Let's try the same model, but training only on X:

In [15]:
X_train_anticausal = X_train[['X']]
X_test_anticausal = X_test[['X']]
In [16]:
anticausal_linear_model = LinearRegression()
anticausal_linear_model.fit(X_train_anticausal, y_train)
predictions_anticausal_linear_model = anticausal_linear_model.predict(X_test_anticausal)
print("MAE in Test set = {}".format(np.round(mean_absolute_error(predictions_anticausal_linear_model, y_test), decimals=2)))
MAE in Test set = 1.46

The model is quite worse when predicting Y (as expected; it is only considering the influence of X).

In [17]:
anticausal_linear_model.coef_
Out[17]:
array([-0.49788753])

This time, the model predicts that for each unit increment in X, Y is expected to decrease by -0.5, which is a much worse approximation to the real effect value (1).

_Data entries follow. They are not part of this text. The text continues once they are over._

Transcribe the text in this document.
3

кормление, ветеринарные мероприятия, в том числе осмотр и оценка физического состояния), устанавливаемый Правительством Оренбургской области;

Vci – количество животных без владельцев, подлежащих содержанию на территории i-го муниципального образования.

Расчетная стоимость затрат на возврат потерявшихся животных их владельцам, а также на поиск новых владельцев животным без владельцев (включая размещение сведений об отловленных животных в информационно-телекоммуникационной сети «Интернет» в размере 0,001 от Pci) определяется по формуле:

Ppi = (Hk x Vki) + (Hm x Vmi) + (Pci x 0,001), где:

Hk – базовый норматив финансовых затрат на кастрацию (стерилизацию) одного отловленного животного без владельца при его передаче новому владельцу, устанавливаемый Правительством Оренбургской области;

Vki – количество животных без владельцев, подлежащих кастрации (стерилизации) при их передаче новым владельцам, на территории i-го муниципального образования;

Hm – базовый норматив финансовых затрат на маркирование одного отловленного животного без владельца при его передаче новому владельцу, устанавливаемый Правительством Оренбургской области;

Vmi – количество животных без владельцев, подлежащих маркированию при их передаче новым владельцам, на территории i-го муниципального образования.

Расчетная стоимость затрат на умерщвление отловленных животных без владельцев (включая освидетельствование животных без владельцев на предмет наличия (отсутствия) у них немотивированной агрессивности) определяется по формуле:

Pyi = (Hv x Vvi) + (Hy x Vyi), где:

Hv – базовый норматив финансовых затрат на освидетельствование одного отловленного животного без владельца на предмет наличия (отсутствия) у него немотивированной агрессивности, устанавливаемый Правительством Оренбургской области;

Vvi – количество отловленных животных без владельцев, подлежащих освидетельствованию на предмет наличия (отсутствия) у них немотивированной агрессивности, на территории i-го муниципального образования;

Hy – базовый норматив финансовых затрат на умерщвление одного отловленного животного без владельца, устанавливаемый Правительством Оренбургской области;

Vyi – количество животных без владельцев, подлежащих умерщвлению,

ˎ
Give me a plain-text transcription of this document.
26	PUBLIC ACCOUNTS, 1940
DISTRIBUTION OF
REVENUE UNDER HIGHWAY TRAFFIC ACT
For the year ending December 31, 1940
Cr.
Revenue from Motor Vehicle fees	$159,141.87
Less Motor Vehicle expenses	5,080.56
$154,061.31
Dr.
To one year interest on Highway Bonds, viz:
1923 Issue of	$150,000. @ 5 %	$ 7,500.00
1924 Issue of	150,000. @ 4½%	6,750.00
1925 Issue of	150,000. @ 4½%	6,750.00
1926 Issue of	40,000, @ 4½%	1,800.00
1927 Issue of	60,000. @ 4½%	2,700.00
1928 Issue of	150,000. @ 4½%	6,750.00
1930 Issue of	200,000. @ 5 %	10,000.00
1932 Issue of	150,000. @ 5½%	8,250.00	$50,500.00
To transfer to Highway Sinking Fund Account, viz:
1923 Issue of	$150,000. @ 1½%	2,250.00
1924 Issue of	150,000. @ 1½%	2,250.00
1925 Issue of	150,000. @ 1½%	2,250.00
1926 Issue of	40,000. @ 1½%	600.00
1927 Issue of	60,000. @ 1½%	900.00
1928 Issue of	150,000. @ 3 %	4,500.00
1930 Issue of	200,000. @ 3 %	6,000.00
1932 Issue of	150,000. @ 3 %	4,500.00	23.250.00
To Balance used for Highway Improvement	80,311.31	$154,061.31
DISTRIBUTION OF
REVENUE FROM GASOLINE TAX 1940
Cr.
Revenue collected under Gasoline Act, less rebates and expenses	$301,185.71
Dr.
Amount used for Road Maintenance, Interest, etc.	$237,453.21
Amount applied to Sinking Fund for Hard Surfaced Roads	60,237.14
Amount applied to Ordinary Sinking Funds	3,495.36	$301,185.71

6A. Performance comparison with unseen data similar to the training set

Let's take a reference value:

In [18]:
X_test.head(1)
Out[18]:
B X
6252 2.143471 4.558099

What would happen if I increase X by one unit?

In [19]:
do_X_test = X_test.copy()
do_X_test[['X']] = do_X_test[['X']] + 5.
In [20]:
do_X_test.head(1)
Out[20]:
B X
6252 2.143471 9.558099

Anticausal answer:

In [21]:
predictions_anticausal = anticausal_linear_model.predict(do_X_test[['X']])

Causal inference answer:

In [22]:
predictions_causal_inference = y_test + 5 * 1.02

Real answer:

In [23]:
real_answer = do_X_test.X - 3.0 * do_X_test.B
In [24]:
print("MAE ML: {}".format(np.round(mean_absolute_error(real_answer, predictions_anticausal), decimals=2)))
print("MAE Causal Inference: {}".format(np.round(mean_absolute_error(real_answer, predictions_causal_inference), decimals=2)))
MAE ML: 7.48
MAE Causal Inference: 0.79

The causal inference method performs much better!
This is not surprising after seeing the estimation of coefficients made by each method.

Conclusion

This is a very simple (silly?) experiment, but shows some important truths:

  1. Machine learning models (statistics in general) are very good at predicting when the unseen data is similar to the training data set, but they don't necessarily capture the real underlying patterns.

  2. If we want to predict what will happen if we change a variable, ML will not help, as we are artificially changing the data set distribution.

  3. Causal inference is like an extra dimension that lets us see things we couldn't see before.